İşlemediyse, işlemeyen modeli neden örnek alıp Avrupa' nın küçük kulüplerinden biri olalım?
Hıncal Uluç bazen yazar bu tip konularda; kendimizi küçük görüyoruz diye. Haklı. Ne zaman bir Avrupa Şampiyonası olsa hep kötümserlik ve kendimizi hakir görme hakim olur geniş çevrede. Oysa bu böyle değildir. Her başarımızı da "doğu" mantığı ile birilerini alaşağı ederek zafer kazandık edası ile yorumlarız. Bir kere de alaşağı edilmek istenen sısnıfa yükselmek düşüncesi kafalarımızda yerleşse fena mı olur? Neden hep kendimizi diplerde görüp bir yerleri yükseltiyoruz, yüceltiyoruz da sonra onlara karşı elde ettiğimiz başarıları tarihsel bir olay olarak görüyoruz. Bırakalım artık mucizeleri de onlardan biri olalım.
C.Ronaldo örneği bizim için uç bir örnek Manchester onu takımda tutmakla iyimi yaptı kötümü onu sezon performansına göre yorumlarız.Ben takımda kalmak istemeyen bir oyuncunun takıma faydalı olamayacağını düşünüyorum.

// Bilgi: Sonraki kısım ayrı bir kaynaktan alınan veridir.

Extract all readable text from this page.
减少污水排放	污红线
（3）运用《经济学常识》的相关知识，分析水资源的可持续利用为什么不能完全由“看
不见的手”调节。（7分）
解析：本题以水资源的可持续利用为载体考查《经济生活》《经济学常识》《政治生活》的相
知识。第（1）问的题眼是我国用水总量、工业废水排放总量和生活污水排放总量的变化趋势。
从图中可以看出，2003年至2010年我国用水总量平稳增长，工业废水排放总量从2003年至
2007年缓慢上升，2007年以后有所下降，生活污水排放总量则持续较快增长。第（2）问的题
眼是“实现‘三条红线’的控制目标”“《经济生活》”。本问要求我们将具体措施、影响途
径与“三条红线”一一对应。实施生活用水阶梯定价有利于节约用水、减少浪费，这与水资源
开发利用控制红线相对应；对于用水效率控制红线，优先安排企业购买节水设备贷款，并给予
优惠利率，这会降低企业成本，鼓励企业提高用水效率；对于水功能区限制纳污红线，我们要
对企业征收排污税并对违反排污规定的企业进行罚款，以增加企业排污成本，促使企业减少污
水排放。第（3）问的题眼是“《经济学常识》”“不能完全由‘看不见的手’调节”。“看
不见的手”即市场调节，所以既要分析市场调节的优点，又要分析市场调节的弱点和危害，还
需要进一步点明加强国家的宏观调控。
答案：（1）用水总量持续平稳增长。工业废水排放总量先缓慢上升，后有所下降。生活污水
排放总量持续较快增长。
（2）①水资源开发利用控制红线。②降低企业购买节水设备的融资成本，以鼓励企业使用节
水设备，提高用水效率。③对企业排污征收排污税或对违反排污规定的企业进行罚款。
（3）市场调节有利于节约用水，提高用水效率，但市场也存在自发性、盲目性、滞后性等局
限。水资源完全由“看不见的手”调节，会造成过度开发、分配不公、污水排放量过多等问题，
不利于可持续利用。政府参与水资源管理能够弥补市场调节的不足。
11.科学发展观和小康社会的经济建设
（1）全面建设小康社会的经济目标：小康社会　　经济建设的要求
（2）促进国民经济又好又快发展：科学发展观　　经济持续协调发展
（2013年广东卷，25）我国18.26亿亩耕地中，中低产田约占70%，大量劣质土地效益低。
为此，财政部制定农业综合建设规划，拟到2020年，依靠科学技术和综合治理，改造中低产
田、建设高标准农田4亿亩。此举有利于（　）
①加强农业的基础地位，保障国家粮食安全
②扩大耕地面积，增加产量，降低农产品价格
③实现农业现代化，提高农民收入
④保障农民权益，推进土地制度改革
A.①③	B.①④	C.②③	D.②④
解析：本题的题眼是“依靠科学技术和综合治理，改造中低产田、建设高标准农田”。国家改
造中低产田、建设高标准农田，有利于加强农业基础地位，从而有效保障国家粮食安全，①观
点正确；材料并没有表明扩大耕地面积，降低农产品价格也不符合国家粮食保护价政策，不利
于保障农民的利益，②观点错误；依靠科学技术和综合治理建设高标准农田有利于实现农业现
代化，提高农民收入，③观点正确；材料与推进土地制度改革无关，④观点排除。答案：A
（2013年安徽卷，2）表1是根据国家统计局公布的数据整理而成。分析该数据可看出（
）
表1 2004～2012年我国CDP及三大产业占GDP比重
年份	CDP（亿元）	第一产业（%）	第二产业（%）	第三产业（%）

Üzülerek katılıyorumki evet Türkiye ligi hiçbir zaman Premier lig gibi olamayacak Galatasaray ne kadar büyürse büyüsün bu ligin Bayern'i olarak kalacaktır.Ve bizim maddi olanaklarımız Bayern'inkine yaklaştığı zaman bizim oyuncularımızda hakettiği paraları alacak ve avrupaya gitme konusunda kendilerini zorunlu hissetmeyecektir.Umarım bugünleri bizde görürüz ama şimdilik Arda ve M.Topal'ın 3-4 sene daha kalması (bu ücretlerle ve lig kalitesiyle) çok zor görünüyor. O yüzden ilk yazımda söylediğim gibi onların yıllık ücretlerini hakettikleri seviyeye çıkarırsak belki takımda kalma sürelerini uzatabiliriz.